Doubts persist about whether Iraqi military can stand on its own
If U.S. and international forces wind down their presence in Iraq, some experts fear the Iraqi military would struggle to maintain peace. Iraqi forces continue to have key weaknesses in “mission planning, intelligence, artillery, and logistics capability,” a U.S. military assessment concluded last year. Plus, the U.S. presence in Iraq supports American operations in Syria, meaning that any decision to depart Iraq would make U.S. bases there unsustainable, the Institute for the Study of War said. A departure from Syria would “very likely create space for ISIS to rapidly resurge in Syria within 12 to 24 months and then threaten Iraq,” the U.S. think tank warned.

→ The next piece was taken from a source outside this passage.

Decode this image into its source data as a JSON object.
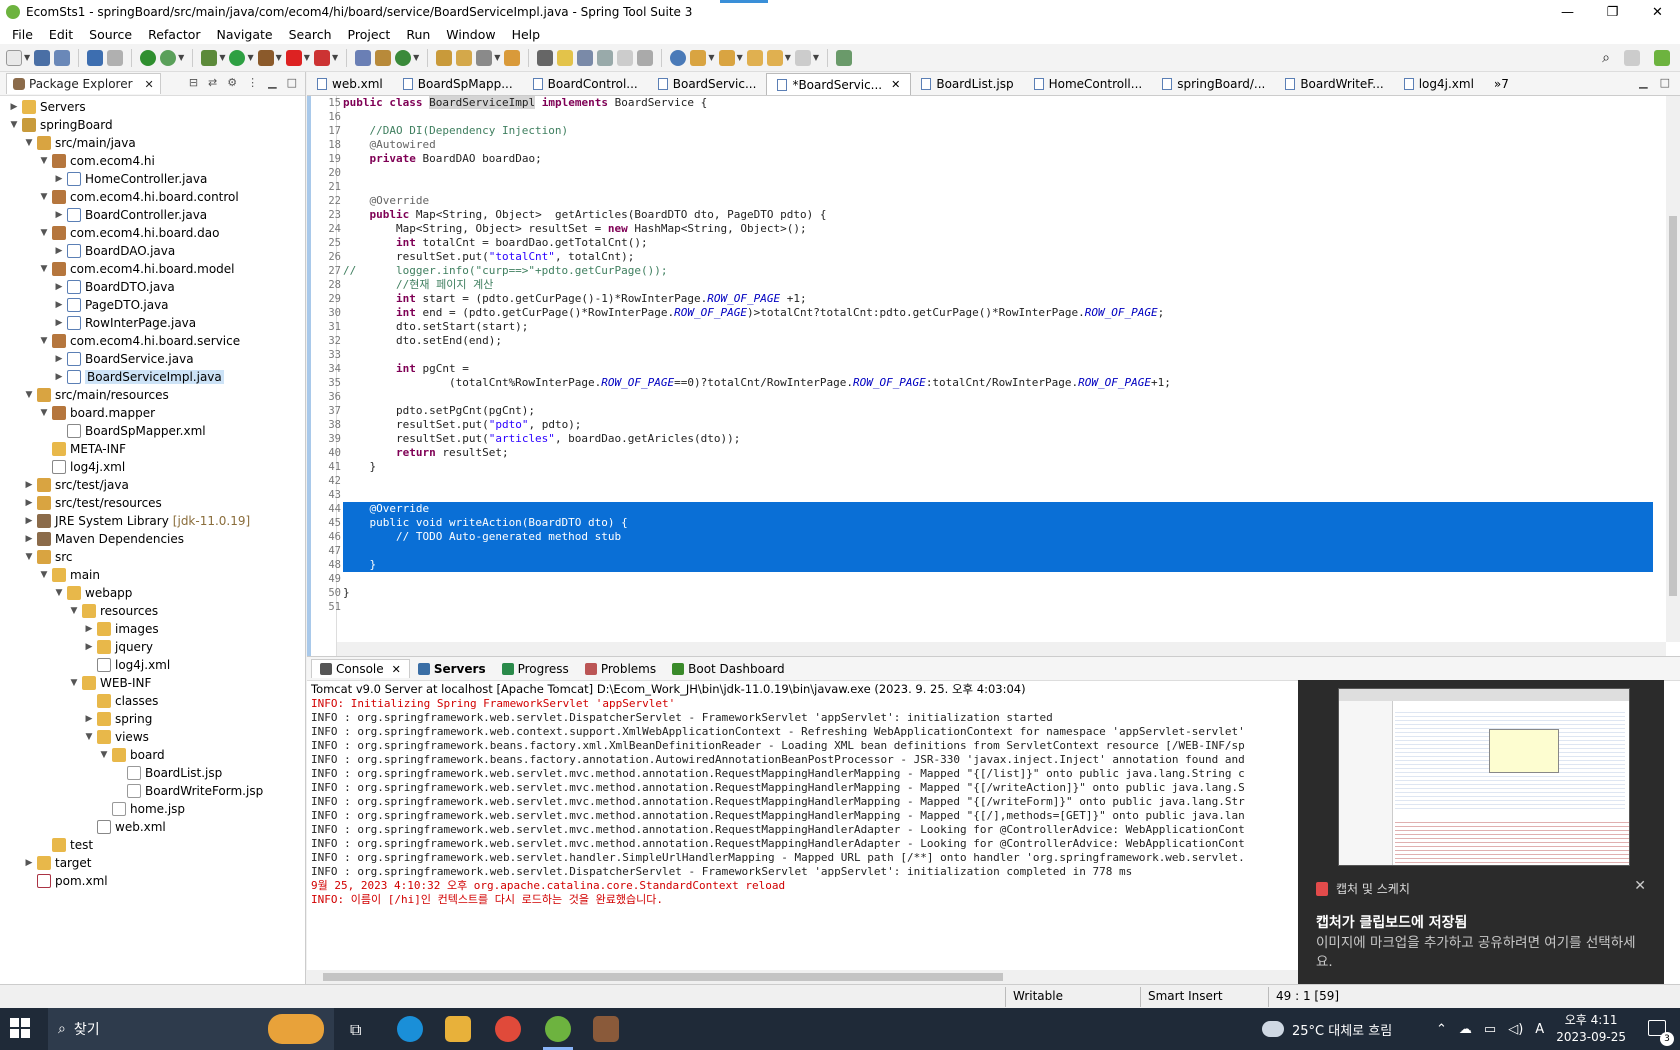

Bipartisan voices emerge in the U.S. calling for troops in Iraq and Syria to leave
Persistent attacks on U.S. military bases in Iraq and Syria — totaling over 100 so far since Oct. 7 — have sparked debates in the U.S. about whether the 2,500 soldiers in Iraq and the 900 in Syria should be sent home. An unlikely coalition of both Republicans and Democrats tried to pass a resolution to withdraw U.S. forces from Syria, which was voted down by a margin of 13-84 in December. Critics of the military presence argue that these troops’ mission of defeating ISIS should have expired years ago. “Keeping U.S. troops in Iraq and Syria without a clear military mission does not make America safer, but instead risks a catastrophic loss of American life,” a foreign policy analyst wrote in The American Conservative.